Entre septembre 2023 et mai 2025, deux missions de terrain – Habeem 1 et 2 – ont permis de prospecter plus de 170 sites, de l’estran jusqu’à 150 mètres de profondeur. Plongées scientifiques, prélèvements à la benne et à la drague, observations sur l’estran : cet important effort d’échantillonnage, mené sur deux saisons, a mobilisé chercheurs et experts locaux. Résultat : près de 50 habitats marins identifiés, décrits et organisés au sein d’une typologie cohérente.

Comment définir un habitat marin ? Il s’agit d’une zone caractérisée par des conditions physiques (profondeur, hydrodynamisme, nature du substrat, géomorphologie) et biologiques (espèces dominantes ou structurantes). Chaque habitat fait l’objet d’une fiche descriptive illustrée, détaillant ses caractéristiques physiques et les espèces associées. Au total, plus de 300 espèces ont déjà été recensées. Un important travail photographique, notamment réalisé par Erwan Amice, met en lumière la beauté et la complexité des fonds marins de l’archipel.

Au-delà de l’inventaire, cette typologie constitue un précieux outil pour l’action. Elle fournit un langage commun de référence, facilitant la cartographie des habitats, les études d’impact, l’identification d’habitats déterminants pour les ZNIEFF marines ou encore la mise en place de mesures de protection et de restauration. Elle offre également une photographie de l’existant à un instant donné, précieuse dans un contexte de changements environnementaux rapides.

Ce projet illustre l’importance des collaborations scientifiques au service des territoires. En structurant les connaissances sur les habitats marins de Saint-Pierre-et-Miquelon, le LEMAR et ses partenaires contribuent concrètement à une meilleure compréhension et à une gestion durable de ce patrimoine naturel exceptionnel.

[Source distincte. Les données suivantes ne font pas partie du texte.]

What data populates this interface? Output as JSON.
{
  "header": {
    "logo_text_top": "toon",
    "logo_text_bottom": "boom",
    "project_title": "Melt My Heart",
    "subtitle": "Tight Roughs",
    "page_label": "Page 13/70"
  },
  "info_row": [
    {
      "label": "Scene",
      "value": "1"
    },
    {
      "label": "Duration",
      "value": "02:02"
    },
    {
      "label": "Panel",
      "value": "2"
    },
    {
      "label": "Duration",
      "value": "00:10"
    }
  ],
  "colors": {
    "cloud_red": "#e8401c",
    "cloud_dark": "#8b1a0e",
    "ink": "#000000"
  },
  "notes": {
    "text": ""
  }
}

Télécharger ou consulter le guide sur la Typologie des habitats benthiques de Saint-Pierre-et-Miquelon.

 

Référence :

Andres S., Pinsivy L., Amice E., Grall J. & Chauvaud L., 2025. Typologie des habitats benthiques de Saint-Pierre et Miquelon. V.1. PatriNat (OFB-MNHN-CNRS-IRD), LEMAR (CNRS), Paris, 149 p.

Delmoges : Mieux comprendre les captures accidentelles de dauphins dans le golfe de Gascogne pour pouvoir les réduire.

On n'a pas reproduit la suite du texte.